Wild Space is in the (Pritzlaff) building
Debra Loewen and I have crossed bridges, toured museums and re-purposed bank buildings, and walked on the bottoms of dry swimming pools. We have wandered among enormous chimneys, all that remained of a vanished locomotive plant, and in an elegant sculpture garden. We have clambered around a yacht.
All have served as stages for Loewen’s Wild Space Dance Company. The latest venue is the Pritzlaff Building, a beautiful complex of Romanesque cream city brick industrial buildings at the corner of Plankinton and St. Paul, on the northwestern edge of the Third Ward.
Fourteen Wild Space dancers will disperse and reassemble in a series of vignettes on the first floors of the east and west buildings and on the cobblestone courtyard in between.
“We’ve been looking at these buildings for three years,” Loewen said. “I saw a MIAD installation here, by Shana McCaw and Brent Budberger, on a Gallery Night. I loved the piece and the place. But then the Menomonee Valley came up, and then Lake Shore State Park…”
Sometimes, Loewen focuses, in these site-specific pieces, on the history of a place or building, as it was recently with the Milwaukee County Historical Society, a former bank building, or her theatricals for the Turner Hall Ballroom. Sometimes, these dances are more about the specific charm and mystery of a place, as with the Layton Sculpture Garden and, it appears, the Pritzlaff. The Pritzlaff complex stands between the Milwaukee River on the east and, at some distance across a large parking lot, the Main Post Office on the west. I-794 is just beyond St. Paul St. to the north. The building, a 19th-century affair banked with arched windows and ceilings that must be 20 feet high, is strangely isolated. It is clean and bright, but oddly quiet.
“It’s sweet to be in such a place,” Loewen said. She finds river traffic appealing in a surreal sort of way. You can’t see the water from the Pritzlaff, but you can see the superstructures of boats gliding by. She and her collaborator, photographer/videographer Tom Bamberger, are going with the building’s surreal vibe.
“No story, no words,” said Loewen, who has often brought literary dimensions to her dances.
Three 10-by-12 foot screens, set side by side, will partially divide the room. Each will have its own program of images, which Bamberger mostly found on the internet. Some he shows as found; he manipulated others in various ways.
“They fade in and out,” Loewen said. “You’ll always be looking for that line-up moment, when the images match. It’s like a slot machine. We’ll be careful to allow space for people to absorb Tom’s images, and we’ll be relatively still in front of them. You could watch them for a long time.”
The music will comprise ambient sounds recorded around the site and the live, un-amplified singing of composer-performer Amanda Schoofs.

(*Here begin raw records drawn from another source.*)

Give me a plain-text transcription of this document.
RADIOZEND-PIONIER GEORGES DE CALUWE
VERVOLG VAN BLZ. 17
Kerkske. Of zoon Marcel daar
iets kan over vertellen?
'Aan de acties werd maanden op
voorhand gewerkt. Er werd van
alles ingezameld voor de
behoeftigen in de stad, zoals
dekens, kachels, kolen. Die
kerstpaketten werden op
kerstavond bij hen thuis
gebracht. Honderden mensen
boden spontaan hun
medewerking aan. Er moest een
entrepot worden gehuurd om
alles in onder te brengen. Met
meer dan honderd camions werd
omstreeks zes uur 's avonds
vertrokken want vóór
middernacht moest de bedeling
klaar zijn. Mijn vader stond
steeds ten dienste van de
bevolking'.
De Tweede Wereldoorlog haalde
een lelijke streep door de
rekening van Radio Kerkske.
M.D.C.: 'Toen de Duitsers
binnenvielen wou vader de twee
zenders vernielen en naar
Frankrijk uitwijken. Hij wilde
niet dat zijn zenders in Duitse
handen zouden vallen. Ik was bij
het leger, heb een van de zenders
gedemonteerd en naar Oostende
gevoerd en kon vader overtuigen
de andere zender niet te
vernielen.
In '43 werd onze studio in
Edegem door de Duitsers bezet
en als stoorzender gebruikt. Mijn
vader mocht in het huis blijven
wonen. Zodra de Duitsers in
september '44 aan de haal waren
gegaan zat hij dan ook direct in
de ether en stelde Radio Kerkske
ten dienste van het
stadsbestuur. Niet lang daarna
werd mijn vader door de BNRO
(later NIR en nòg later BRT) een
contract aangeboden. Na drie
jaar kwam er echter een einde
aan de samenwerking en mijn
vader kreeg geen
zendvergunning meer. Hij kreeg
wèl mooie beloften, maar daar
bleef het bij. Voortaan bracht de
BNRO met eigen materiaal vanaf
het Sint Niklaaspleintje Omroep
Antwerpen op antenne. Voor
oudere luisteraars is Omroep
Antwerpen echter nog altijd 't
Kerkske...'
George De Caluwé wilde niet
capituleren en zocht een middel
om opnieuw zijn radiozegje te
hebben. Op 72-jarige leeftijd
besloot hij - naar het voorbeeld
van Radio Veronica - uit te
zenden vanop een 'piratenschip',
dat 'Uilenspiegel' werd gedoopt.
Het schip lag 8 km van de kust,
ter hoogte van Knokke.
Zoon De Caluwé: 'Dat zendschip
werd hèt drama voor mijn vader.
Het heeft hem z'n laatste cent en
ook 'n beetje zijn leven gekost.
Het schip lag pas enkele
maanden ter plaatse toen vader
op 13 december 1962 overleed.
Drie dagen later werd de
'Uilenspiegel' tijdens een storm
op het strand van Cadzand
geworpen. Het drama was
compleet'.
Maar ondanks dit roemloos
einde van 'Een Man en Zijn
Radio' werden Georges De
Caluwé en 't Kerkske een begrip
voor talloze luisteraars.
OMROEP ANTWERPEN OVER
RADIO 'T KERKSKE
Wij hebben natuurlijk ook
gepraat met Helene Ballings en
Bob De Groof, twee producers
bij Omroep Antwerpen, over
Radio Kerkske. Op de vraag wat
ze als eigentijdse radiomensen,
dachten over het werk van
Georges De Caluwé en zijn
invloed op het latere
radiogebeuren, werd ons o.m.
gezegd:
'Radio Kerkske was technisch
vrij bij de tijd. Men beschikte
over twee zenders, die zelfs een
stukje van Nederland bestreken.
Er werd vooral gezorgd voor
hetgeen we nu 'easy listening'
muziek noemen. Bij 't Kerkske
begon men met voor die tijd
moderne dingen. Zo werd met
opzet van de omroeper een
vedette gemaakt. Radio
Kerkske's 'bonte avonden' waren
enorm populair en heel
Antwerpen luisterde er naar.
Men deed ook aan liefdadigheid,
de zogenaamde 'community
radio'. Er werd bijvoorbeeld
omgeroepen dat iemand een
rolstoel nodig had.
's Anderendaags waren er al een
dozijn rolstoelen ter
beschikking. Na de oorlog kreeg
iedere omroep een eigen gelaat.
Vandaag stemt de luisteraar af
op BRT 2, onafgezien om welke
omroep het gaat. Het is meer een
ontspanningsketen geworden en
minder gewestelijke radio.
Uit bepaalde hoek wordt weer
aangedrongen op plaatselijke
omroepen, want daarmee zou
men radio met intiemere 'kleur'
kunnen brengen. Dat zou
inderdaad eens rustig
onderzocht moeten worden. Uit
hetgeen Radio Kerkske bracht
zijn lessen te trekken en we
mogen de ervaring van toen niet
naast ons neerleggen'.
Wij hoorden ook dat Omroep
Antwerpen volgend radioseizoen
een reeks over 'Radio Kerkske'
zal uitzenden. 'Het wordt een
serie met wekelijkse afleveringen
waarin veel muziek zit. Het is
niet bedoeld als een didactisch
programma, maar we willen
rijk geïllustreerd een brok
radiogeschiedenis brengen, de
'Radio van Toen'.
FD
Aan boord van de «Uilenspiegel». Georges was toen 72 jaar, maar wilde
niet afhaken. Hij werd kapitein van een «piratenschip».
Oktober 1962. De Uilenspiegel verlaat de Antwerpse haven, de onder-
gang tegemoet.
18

The dancing in front of the screens is just a small part of In the Space Between. Dancers will be active across an area of about half a city block. The audience will disperse and move through the building with relative freedom, rather in the way of moving through an art museum. You’ll move around and find the dancers, who will perform more or less continuously.
“The audience is the last thing I have to choreograph,” Loewen said. “I always have to ask what do I want them to do,? What do I want them not to do?”
Sometimes, Loewen arranges chairs to invite the audience to settle in at particular spots. This time: Benches here and there. Sometimes, volunteers act as tour guides and bring the audience or subsets of it to various stations. Not this time.
“I don’t want to herd the audience in this one,” Loewen said. “I want to lead them a little. A dancer might just say, ‘Come with me.'”
She does have a sure-fire way to get people to move out into the courtyard: The bar will be there. Once out there, patrons will notice things going on in the windows on some of the upper stories. A truck-sized garage door will open and something mysterious will play out in the semidarkness beyond. Loewen is sure that this will prompt migration into the west building.
She wants her audience to look at her dancers, but she wants just as much for her audience to really see the architecture and the setting. For her, the site is not just a backdrop, it’s part of the piece.
Loewen put it this way: “At some point, I always have to stop thinking about the dance and start thinking about the place.”
In the Space Between runs 8 p.m. Thursday through Saturday, Sept. 15 through 17. $25 for premium ticktes, $20 for general admission, $18 for students and seniors; visit Wild Space’s website. Enter the Pritzlaff Building on the Plankinton Avenue side, via the door with the 325 address.